A gay couple has spoken out after they were brutally attacked by a gang of people outside a gay nightclub in England.
Rob Morris and Dan Wilson “thought they were going to die” after being assaulted by five men outside Colors nightclub in Basildon, England.
The attack, which took place in the early hours of October 10, left both men with serious injuries, Echo News reports.
“It was terrifying, we didn’t know if they had any weapons,” Wilson said, adding that Morris was “dressed in drag at the time. We knew straightaway they were coming straight for us.”
Their attackers approached them after they left Colors to head home. The couple said they were kicked, punched, and stamped on just a short distance from their front door, with the men “shouting homophobic chants,” according to Wilson’s father.
Wilson said their injuries could have been worse if a passing couple hadn’t intervened to stop the attack.
“We’re covered in cuts and bruises, and I’ve got cracked ribs,” Wilson said. “Rob came off worse, we had [our] heads stamped on by them. It was horrible.
“We’re so grateful for the couple who stepped in to help. They prevented it getting any worse,” he continued. “This kind of thing just shouldn’t be happening. Basildon is meant to be promoting the LGBT community.”
The couple took themselves to hospital following the attack. They were discharged later that day.
Making matters worse, Morris and Wilson said that they tried to contact Essex Police five times immediately following the attack to no avail.
Instead, police eventually made contact with the couple on Monday, Oct. 11.

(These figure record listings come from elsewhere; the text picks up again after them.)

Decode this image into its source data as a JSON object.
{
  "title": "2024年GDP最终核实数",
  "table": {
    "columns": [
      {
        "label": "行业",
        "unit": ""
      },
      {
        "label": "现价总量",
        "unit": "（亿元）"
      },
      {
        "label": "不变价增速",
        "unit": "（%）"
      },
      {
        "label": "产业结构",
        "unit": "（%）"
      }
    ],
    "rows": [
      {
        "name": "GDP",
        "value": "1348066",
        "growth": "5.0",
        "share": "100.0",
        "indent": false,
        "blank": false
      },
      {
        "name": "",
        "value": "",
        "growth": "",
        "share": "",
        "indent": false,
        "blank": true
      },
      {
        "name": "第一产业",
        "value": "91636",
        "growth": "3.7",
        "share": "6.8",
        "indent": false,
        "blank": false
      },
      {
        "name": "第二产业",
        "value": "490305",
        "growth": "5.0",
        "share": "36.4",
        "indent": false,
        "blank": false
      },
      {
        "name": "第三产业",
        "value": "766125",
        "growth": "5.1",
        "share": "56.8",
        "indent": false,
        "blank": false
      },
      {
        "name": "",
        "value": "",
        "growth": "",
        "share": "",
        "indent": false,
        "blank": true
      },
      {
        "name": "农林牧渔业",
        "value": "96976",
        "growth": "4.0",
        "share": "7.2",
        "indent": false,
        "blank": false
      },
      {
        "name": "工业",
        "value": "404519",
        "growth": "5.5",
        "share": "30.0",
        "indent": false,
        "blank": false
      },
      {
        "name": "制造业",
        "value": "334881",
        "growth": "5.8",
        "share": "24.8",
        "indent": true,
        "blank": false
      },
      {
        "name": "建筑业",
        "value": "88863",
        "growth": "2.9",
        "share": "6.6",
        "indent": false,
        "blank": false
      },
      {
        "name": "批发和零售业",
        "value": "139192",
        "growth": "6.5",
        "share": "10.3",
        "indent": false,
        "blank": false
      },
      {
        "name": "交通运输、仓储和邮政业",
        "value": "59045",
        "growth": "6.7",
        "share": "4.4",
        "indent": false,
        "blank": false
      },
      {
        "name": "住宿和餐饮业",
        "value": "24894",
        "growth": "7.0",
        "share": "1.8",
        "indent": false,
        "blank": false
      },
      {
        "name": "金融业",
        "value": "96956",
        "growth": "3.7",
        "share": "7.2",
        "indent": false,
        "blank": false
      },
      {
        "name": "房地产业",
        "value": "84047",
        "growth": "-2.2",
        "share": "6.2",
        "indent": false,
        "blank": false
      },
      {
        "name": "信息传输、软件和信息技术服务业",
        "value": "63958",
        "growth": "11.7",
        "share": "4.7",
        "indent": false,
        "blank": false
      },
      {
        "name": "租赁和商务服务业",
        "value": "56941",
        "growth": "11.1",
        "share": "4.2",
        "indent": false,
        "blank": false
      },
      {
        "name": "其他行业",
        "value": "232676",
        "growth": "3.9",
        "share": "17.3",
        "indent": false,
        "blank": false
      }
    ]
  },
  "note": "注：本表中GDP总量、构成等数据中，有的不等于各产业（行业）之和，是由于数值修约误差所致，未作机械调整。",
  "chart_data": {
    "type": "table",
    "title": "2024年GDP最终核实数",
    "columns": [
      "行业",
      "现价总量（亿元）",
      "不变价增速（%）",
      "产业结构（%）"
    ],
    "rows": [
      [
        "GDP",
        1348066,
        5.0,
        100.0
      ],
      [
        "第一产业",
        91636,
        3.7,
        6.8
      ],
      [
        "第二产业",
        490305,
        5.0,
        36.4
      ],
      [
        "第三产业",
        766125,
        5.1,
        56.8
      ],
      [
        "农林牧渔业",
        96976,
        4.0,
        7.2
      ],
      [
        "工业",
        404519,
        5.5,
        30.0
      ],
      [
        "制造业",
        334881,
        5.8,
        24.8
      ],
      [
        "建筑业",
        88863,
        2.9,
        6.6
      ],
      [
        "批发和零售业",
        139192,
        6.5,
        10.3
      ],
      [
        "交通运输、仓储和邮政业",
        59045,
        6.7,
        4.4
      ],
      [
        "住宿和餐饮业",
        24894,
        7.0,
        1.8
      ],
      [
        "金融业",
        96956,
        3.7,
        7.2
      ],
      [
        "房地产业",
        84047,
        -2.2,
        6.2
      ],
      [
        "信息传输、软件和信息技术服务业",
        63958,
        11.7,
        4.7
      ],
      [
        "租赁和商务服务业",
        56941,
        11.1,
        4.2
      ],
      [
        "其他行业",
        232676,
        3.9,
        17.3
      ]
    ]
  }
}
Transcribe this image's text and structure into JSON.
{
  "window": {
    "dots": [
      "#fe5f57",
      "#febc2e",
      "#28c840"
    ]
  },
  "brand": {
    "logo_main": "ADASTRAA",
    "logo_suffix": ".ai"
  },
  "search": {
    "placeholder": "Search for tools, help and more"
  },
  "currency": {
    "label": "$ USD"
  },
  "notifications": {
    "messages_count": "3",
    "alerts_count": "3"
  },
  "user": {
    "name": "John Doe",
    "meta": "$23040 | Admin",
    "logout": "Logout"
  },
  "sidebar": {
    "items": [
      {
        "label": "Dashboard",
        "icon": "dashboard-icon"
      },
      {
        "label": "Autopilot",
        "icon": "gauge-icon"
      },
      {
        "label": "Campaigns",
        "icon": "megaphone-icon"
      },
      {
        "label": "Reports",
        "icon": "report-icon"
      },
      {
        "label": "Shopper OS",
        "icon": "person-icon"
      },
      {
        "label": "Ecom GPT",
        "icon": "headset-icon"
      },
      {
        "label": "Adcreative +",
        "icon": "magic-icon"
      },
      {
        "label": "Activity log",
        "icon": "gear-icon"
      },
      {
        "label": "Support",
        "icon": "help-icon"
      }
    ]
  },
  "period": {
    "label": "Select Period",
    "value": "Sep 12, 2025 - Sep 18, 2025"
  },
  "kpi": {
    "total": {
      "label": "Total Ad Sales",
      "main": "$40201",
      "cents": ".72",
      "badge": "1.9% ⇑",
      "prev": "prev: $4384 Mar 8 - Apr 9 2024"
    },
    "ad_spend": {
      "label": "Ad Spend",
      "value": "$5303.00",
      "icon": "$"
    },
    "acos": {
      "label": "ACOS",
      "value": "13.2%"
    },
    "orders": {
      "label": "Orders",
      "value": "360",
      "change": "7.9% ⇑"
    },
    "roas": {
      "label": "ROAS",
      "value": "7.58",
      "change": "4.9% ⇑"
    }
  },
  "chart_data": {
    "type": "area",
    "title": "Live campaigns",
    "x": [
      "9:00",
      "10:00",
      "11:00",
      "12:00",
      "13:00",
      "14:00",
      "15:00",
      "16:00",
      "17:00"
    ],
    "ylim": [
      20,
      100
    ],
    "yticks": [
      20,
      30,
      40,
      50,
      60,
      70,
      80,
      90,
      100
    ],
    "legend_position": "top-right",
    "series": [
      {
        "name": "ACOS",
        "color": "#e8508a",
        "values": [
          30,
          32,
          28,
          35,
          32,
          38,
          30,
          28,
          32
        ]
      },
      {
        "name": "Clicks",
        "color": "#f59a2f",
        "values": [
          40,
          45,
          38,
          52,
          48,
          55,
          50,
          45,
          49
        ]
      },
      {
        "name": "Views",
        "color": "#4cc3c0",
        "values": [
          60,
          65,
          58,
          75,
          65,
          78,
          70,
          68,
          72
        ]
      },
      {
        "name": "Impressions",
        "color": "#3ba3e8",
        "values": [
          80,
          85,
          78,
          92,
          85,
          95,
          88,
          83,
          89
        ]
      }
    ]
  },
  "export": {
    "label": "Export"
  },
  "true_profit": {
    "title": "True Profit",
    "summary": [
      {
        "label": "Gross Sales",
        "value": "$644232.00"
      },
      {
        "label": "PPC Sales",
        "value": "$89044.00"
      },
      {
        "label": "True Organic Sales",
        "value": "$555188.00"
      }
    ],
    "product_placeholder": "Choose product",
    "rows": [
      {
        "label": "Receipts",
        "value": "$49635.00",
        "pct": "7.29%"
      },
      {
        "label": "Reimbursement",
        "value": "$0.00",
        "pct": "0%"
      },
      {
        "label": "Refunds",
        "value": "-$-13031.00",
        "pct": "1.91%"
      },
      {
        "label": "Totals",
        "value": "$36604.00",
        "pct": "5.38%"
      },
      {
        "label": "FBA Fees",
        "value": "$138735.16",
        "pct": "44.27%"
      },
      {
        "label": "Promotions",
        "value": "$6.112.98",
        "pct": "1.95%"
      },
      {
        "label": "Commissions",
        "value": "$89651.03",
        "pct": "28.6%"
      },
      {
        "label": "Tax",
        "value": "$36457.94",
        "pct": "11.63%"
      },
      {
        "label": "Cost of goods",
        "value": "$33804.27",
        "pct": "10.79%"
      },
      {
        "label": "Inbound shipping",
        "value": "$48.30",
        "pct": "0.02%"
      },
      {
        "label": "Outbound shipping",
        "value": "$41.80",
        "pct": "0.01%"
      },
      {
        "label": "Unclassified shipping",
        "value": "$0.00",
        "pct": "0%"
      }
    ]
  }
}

Essex Police told Echo News that officers are “investigating after a man was assaulted in Southernhay, Basildon in the early hours of Sunday 10 October.”
“The victim sustained a number of injuries after being attacked by a group of five people who also shouted homophobic abuse at him,” the spokesperson said. “An officer has been allocated to the investigation. He has been in contact with the victim and our enquiries are ongoing.”
Addressing the lack of police attendance immediately after the attack, the spokesperson said, “We know how distressing these incidents are and we try to respond to as many calls as possible with officers attending as many incidents as possible.
“However, a number of factors could impact on our ability to respond including the number of incidents taking place within the district, or within the county, that require a high level resource,” they continued. “There may also be a large number of emergency calls that officers are attending. At the time this incident was called into us, all our available officers were deployed elsewhere.”
The attack is the latest in a series of assaults on gay men in England, which has seen the number of reported homophobic hate crimes treble between 2015 and 2020 — although LGBTQ charities say the statistics are only the “tip of the iceberg,” BBC News reported last year.
Earlier this month, a gay man was beaten in the face with a wine bottle for holding hands with another man in public, while another was punched in the face so powerfully that he was knocked unconscious and required surgery to prevent him losing sight in one of his eyes.
In August, two gay men were left with multiple fractures after they were beaten unconscious by a gang of teenagers in a grocery store parking lot.
People took to the streets of Liverpool, one of England’s major cities, in June to protest a recent spate of anti-LGBTQ attacks in the city, with police increasing their patrols to try and combat the violence.
North of the border in Scotland, a married gay couple was assaulted in the middle of a busy street earlier this year, leaving one of the men requiring hospital treatment.
Four men approached the couple and started to kick and punch them, while passersby watched, laughed, and recorded the attack on their phones.